La minería argentina atraviesa un momento de potencial extraordinario, pero también de profunda incertidumbre. Así lo expresaron ocho gobernadores de provincias productoras durante la segunda jornada de Arminera 2025, el mayor evento del sector. El reclamo fue unánime: sin reglas claras, no hay inversiones.
Los mandatarios encendieron luces de alarma por la falta de previsibilidad legal y económica, y pusieron el foco en el Régimen de Incentivos a Grandes Inversiones (RIGI) propuesto por el Gobierno nacional, al que calificaron como un modelo que puede beneficiar a grandes capitales en detrimento de las economías regionales.
El panel "Mano a mano con las provincias", moderado por Roberto Cacciola, presidente de la Cámara Argentina de Empresas Mineras (CAEM), reunió a Alberto Weretilneck (Río Negro), Claudio Vidal (Santa Cruz), Raúl Jalil (Catamarca), Carlos Sadir (Jujuy), Maximiliano Pullaro (Santa Fe), Alfredo Cornejo (Mendoza), Marcelo Orrego (San Juan) y Gustavo Sáenz (Salta).
"Si las reglas cambian todo el tiempo, no hay empresario que apueste a largo plazo. Y si no hay inversión, no hay desarrollo", advirtió uno de los gobernadores.
En un tono firme, varios mandatarios expresaron preocupación por el diseño del RIGI, que permitiría a grandes inversores acceder a beneficios fiscales y cambiarios por 30 años.
Para algunos gobernadores, el esquema pone en riesgo la soberanía provincial sobre los recursos naturales y desincentiva el desarrollo de proveedores locales y cadenas productivas regionales.

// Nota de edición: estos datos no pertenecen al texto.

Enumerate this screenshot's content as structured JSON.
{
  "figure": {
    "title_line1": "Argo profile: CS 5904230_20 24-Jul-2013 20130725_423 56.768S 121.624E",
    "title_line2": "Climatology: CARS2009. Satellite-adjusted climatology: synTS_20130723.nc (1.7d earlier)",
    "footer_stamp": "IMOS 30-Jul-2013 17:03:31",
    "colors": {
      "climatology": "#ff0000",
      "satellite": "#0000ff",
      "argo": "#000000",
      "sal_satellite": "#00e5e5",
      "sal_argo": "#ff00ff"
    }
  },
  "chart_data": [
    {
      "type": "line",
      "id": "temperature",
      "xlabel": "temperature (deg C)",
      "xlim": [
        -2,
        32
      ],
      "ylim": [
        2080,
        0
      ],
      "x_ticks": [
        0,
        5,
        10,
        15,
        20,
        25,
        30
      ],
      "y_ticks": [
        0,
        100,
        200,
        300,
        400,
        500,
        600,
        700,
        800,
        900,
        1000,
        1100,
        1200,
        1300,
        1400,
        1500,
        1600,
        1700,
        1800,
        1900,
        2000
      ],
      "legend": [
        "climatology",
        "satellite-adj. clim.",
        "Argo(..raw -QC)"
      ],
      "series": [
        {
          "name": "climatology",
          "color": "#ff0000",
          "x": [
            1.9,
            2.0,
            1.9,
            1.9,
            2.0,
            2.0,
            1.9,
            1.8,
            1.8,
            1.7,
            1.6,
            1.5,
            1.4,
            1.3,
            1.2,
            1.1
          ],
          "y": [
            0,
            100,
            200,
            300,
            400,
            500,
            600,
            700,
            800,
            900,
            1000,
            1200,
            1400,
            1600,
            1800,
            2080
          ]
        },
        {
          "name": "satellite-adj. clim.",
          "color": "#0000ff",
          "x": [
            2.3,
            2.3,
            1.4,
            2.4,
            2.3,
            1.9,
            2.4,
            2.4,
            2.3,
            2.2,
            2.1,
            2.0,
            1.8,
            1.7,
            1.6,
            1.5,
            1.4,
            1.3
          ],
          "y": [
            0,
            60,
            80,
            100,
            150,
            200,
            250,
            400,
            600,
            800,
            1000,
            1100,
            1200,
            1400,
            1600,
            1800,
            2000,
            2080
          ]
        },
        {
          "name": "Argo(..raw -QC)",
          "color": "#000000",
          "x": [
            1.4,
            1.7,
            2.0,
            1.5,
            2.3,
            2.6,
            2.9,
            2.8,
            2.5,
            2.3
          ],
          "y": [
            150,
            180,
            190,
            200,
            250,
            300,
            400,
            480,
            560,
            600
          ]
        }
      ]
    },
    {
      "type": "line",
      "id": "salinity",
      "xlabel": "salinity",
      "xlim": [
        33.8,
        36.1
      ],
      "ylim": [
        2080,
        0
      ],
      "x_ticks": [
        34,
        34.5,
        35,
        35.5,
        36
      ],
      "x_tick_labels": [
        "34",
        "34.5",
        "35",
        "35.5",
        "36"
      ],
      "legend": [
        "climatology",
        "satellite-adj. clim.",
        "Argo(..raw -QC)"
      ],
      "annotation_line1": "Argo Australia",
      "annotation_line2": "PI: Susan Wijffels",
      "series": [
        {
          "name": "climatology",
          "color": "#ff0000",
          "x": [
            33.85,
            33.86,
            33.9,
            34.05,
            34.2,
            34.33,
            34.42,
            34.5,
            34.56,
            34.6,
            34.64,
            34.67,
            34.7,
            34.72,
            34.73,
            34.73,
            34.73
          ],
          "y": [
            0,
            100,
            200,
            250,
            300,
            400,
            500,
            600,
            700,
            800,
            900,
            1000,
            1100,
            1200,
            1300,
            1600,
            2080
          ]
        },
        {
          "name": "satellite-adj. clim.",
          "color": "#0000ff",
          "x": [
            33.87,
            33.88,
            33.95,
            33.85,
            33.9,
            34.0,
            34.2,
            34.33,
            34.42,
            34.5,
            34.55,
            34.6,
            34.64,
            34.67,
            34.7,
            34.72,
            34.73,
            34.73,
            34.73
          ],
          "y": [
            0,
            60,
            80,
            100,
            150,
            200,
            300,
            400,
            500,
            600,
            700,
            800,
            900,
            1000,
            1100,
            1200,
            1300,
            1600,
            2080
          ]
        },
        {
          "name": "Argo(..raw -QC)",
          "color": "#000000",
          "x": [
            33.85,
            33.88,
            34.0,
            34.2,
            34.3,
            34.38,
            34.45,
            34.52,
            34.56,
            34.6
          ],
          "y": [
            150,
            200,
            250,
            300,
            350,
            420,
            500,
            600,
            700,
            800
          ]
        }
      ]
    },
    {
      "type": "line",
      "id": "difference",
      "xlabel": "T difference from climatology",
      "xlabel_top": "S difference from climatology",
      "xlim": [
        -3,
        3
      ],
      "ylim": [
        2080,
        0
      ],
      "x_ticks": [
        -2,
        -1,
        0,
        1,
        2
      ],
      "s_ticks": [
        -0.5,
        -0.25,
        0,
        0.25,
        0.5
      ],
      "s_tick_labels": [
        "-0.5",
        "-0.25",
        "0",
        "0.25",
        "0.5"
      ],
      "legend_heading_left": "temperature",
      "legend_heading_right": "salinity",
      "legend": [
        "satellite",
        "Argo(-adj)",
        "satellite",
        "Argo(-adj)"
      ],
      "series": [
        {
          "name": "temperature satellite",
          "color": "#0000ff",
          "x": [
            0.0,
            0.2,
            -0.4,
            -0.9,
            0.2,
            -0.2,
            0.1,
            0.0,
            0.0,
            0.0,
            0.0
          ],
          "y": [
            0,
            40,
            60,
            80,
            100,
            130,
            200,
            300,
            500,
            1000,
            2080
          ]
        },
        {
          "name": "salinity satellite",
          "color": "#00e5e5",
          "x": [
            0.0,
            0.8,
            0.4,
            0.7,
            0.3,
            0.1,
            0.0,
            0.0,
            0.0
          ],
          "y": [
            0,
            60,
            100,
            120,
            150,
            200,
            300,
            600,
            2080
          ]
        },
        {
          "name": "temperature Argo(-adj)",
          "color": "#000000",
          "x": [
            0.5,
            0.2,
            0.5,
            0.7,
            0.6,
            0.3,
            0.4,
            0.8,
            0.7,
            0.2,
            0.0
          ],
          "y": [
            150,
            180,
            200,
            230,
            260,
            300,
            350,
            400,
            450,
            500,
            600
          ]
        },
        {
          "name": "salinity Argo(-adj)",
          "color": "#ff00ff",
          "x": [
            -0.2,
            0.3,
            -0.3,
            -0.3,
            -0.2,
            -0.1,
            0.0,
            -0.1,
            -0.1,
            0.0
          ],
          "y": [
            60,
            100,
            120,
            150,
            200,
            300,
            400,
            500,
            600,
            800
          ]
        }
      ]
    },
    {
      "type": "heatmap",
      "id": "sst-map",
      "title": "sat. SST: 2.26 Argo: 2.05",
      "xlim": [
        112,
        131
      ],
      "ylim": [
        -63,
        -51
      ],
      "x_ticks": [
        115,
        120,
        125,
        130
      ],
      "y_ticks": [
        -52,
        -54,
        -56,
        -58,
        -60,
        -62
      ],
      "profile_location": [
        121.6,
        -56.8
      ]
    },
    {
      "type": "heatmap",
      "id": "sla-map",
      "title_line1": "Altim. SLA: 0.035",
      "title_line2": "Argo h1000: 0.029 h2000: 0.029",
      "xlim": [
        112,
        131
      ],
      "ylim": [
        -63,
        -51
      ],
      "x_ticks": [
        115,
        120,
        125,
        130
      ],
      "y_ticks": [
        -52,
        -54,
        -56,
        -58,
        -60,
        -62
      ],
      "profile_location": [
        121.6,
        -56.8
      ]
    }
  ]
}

La crítica se extendió también a la falta de diálogo con las provincias, a las que muchas veces se les imponen medidas sin consulta previa. Todos coincidieron en la necesidad de una visión federal, con participación activa de las jurisdicciones que concentran la producción minera.
Más allá del optimismo habitual, la preocupación por la falta de inversiones concretas sobrevoló todo el encuentro.

Aunque el país cuenta con recursos minerales estratégicos y gran interés internacional, los anuncios de nuevos proyectos han sido escasos. En parte, por la inestabilidad regulatoria y también por el desgaste institucional entre Nación y provincias.
En paralelo, se desarrolló el panel con embajadores de Canadá, Francia, Perú y Suiza, quienes destacaron el potencial de la Argentina pero también insistieron en la necesidad de mayor seguridad jurídica y estabilidad macroeconómica. Expresaron interés en acuerdos de cooperación tecnológica y ambiental, pero dejaron en claro que la competencia por capitales globales es feroz, y la Argentina debe ofrecer condiciones claras y sostenibles.
Arminera 2025 dejó una señal potente: las provincias productoras no están dispuestas a ser espectadoras del diseño minero nacional. Reclamaron voz, previsibilidad y equidad.
Sin un cambio de rumbo, el país corre el riesgo de desaprovechar una oportunidad histórica para liderar la transición energética y el desarrollo productivo regional.